In the time that followed, Pokémon Fan Universe was under constant development and recorded days of 2000+ unique visitors. The rest is history.

Pokédex

Pokémon Fan Universe's Pokédex was originally designed with extensive help from Meowth346. However, as time passed, less help was needed and its development became self-sufficent. This Pokédex became known as 1.x. By mid-2003, Pokémasters was developing a new Pokédex and in response Pokémon Fan Universe's webmaster began drafting plans for a new Pokédex, written from the ground up and with no equal. It took a year before the webmaster had the expertise to design such a Pokédex, but in late July 2004 development started slowly but surely. After a few weeks, the code amounted to over 400 lines (in comparison, the current version online is written with 500-600 lines; excluding template data). Unfortunately, the need for the webmaster to study slowed development rather significantly. It progressed slowly but surely. In early december a release date was set for a public preview - Christmas. Development lagged and missed Christmas but within the few days after enough presentation code and data was ready.

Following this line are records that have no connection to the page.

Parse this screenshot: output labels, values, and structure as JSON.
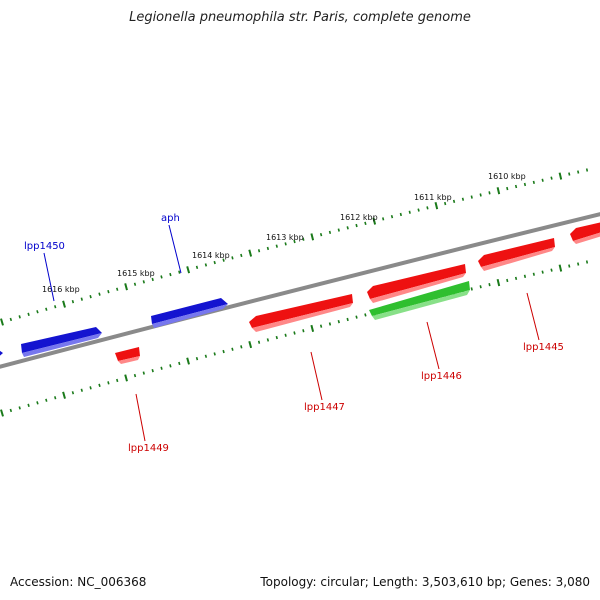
{
  "title": "Legionella pneumophila str. Paris, complete genome",
  "accession": "Accession: NC_006368",
  "summary": "Topology: circular; Length: 3,503,610 bp; Genes: 3,080",
  "colors": {
    "forward_gene": "#1212d8",
    "reverse_gene": "#ee1111",
    "rna_gene": "#33cc33",
    "backbone": "#808080",
    "ticks": "#1a7a1a",
    "label_forward": "#0000cc",
    "label_reverse": "#cc0000"
  },
  "kbp_labels": [
    {
      "text": "1616 kbp"
    },
    {
      "text": "1615 kbp"
    },
    {
      "text": "1614 kbp"
    },
    {
      "text": "1613 kbp"
    },
    {
      "text": "1612 kbp"
    },
    {
      "text": "1611 kbp"
    },
    {
      "text": "1610 kbp"
    }
  ],
  "genes": [
    {
      "name": "lpp1450",
      "strand": "forward"
    },
    {
      "name": "aph",
      "strand": "forward"
    },
    {
      "name": "lpp1449",
      "strand": "reverse"
    },
    {
      "name": "lpp1447",
      "strand": "reverse"
    },
    {
      "name": "lpp1446",
      "strand": "reverse"
    },
    {
      "name": "lpp1445",
      "strand": "reverse"
    }
  ]
}
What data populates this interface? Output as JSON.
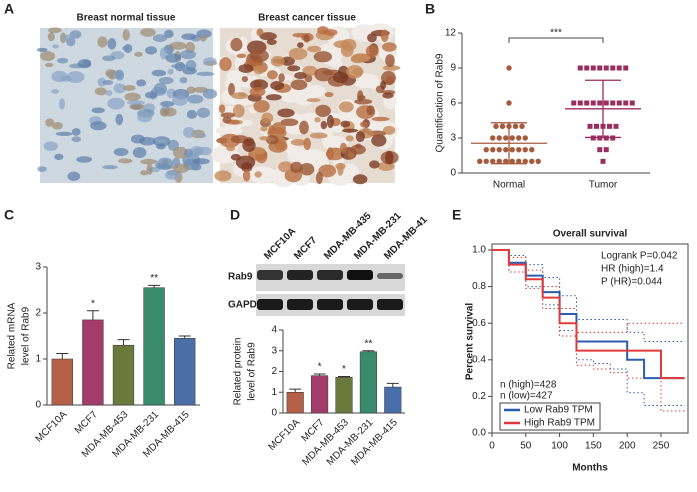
{
  "images": {
    "panel": "A",
    "titles": [
      "Breast normal tissue",
      "Breast cancer tissue"
    ]
  },
  "blot": {
    "lanes": [
      "MCF10A",
      "MCF7",
      "MDA-MB-435",
      "MDA-MB-231",
      "MDA-MB-41"
    ],
    "rows": [
      "Rab9",
      "GAPDH"
    ]
  },
  "chart_data": [
    {
      "panel": "B",
      "type": "strip",
      "ylabel": "Quantification of Rab9",
      "categories": [
        "Normal",
        "Tumor"
      ],
      "ylim": [
        0,
        12
      ],
      "yticks": [
        0,
        3,
        6,
        9,
        12
      ],
      "significance": "***",
      "groups": [
        {
          "color": "#a55a3c",
          "marker": "circle",
          "mean": 2.55,
          "error": 1.75,
          "values": [
            9,
            6,
            4,
            4,
            4,
            4,
            4,
            3,
            3,
            3,
            3,
            3,
            3,
            2,
            2,
            2,
            2,
            2,
            2,
            2,
            2,
            1,
            1,
            1,
            1,
            1,
            1,
            1,
            1,
            1,
            1
          ]
        },
        {
          "color": "#9b2d5e",
          "marker": "square",
          "mean": 5.5,
          "error": 2.45,
          "values": [
            9,
            9,
            9,
            9,
            9,
            9,
            9,
            9,
            6,
            6,
            6,
            6,
            6,
            6,
            6,
            6,
            6,
            6,
            4,
            4,
            4,
            4,
            4,
            3,
            3,
            3,
            3,
            2,
            2,
            1
          ]
        }
      ]
    },
    {
      "panel": "C",
      "type": "bar",
      "ylabel": [
        "Related mRNA",
        "level of Rab9"
      ],
      "categories": [
        "MCF10A",
        "MCF7",
        "MDA-MB-453",
        "MDA-MB-231",
        "MDA-MB-415"
      ],
      "values": [
        1.0,
        1.85,
        1.3,
        2.55,
        1.45
      ],
      "errors": [
        0.12,
        0.2,
        0.12,
        0.05,
        0.05
      ],
      "colors": [
        "#b5614a",
        "#a43c6a",
        "#6b7a3c",
        "#3a8a6e",
        "#4a6fa8"
      ],
      "ylim": [
        0,
        3
      ],
      "yticks": [
        0,
        1,
        2,
        3
      ],
      "annotations": [
        {
          "index": 1,
          "text": "*"
        },
        {
          "index": 3,
          "text": "**"
        }
      ]
    },
    {
      "panel": "D",
      "type": "bar",
      "ylabel": [
        "Related protein",
        "level of Rab9"
      ],
      "categories": [
        "MCF10A",
        "MCF7",
        "MDA-MB-453",
        "MDA-MB-231",
        "MDA-MB-415"
      ],
      "values": [
        1.0,
        1.8,
        1.72,
        2.95,
        1.25
      ],
      "errors": [
        0.15,
        0.08,
        0.04,
        0.05,
        0.18
      ],
      "colors": [
        "#b5614a",
        "#a43c6a",
        "#6b7a3c",
        "#3a8a6e",
        "#4a6fa8"
      ],
      "ylim": [
        0,
        4
      ],
      "yticks": [
        0,
        1,
        2,
        3,
        4
      ],
      "annotations": [
        {
          "index": 1,
          "text": "*"
        },
        {
          "index": 2,
          "text": "*"
        },
        {
          "index": 3,
          "text": "**"
        }
      ]
    },
    {
      "panel": "E",
      "type": "survival",
      "title": "Overall survival",
      "xlabel": "Months",
      "ylabel": "Percent survival",
      "xlim": [
        0,
        290
      ],
      "xticks": [
        0,
        50,
        100,
        150,
        200,
        250
      ],
      "ylim": [
        0,
        1
      ],
      "yticks": [
        {
          "value": 0,
          "label": "0.0"
        },
        {
          "value": 0.2,
          "label": "0.2"
        },
        {
          "value": 0.4,
          "label": "0.4"
        },
        {
          "value": 0.6,
          "label": "0.6"
        },
        {
          "value": 0.8,
          "label": "0.8"
        },
        {
          "value": 1,
          "label": "1.0"
        }
      ],
      "legend": "lower left",
      "annotations": [
        "Logrank P=0.042",
        "HR (high)=1.4",
        "P (HR)=0.044"
      ],
      "counts": [
        "n (high)=428",
        "n (low)=427"
      ],
      "x": [
        0,
        25,
        50,
        75,
        100,
        125,
        150,
        175,
        200,
        225,
        250,
        285
      ],
      "series": [
        {
          "name": "Low Rab9 TPM",
          "color": "#2a5db0",
          "values": [
            1,
            0.93,
            0.86,
            0.77,
            0.65,
            0.5,
            0.5,
            0.5,
            0.4,
            0.3,
            0.3,
            0.3
          ],
          "ci_low": [
            1,
            0.88,
            0.8,
            0.7,
            0.56,
            0.4,
            0.38,
            0.35,
            0.22,
            0.15,
            0.15,
            0.15
          ],
          "ci_high": [
            1,
            0.97,
            0.92,
            0.85,
            0.75,
            0.62,
            0.62,
            0.62,
            0.55,
            0.5,
            0.5,
            0.5
          ]
        },
        {
          "name": "High Rab9 TPM",
          "color": "#e03a3a",
          "values": [
            1,
            0.92,
            0.84,
            0.74,
            0.6,
            0.45,
            0.45,
            0.45,
            0.45,
            0.45,
            0.3,
            0.3
          ],
          "ci_low": [
            1,
            0.88,
            0.79,
            0.68,
            0.53,
            0.37,
            0.35,
            0.33,
            0.3,
            0.3,
            0.12,
            0.12
          ],
          "ci_high": [
            1,
            0.96,
            0.89,
            0.8,
            0.68,
            0.55,
            0.55,
            0.55,
            0.6,
            0.6,
            0.6,
            0.6
          ]
        }
      ]
    }
  ]
}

Minutes after New Year's day, Shining Arcanine released a public preview of the new Pokédex as a New Year's present to the world with a promise to finish it by early Feburary 2005. It's design was considered by Shining Arcanine to be revolunary, as it combined the ability to update its content without rewrites, advanced search capabilities and ease of use into one script. Something the old 1.x Pokédex never could hope to do. An unexpected death in Shining Arcanine's family prevented him from making that deadline and almost was the end of Pokémon Fan Universe. Right now development is expected to pick up and finish during the Summer of 2005. Shining Arcanine hopes to make the release of the final version as revoluntionary as the Preview. Given the amount of functionality currently unexposed in the templates, this is possible depending upon one's definition of revoluntionary.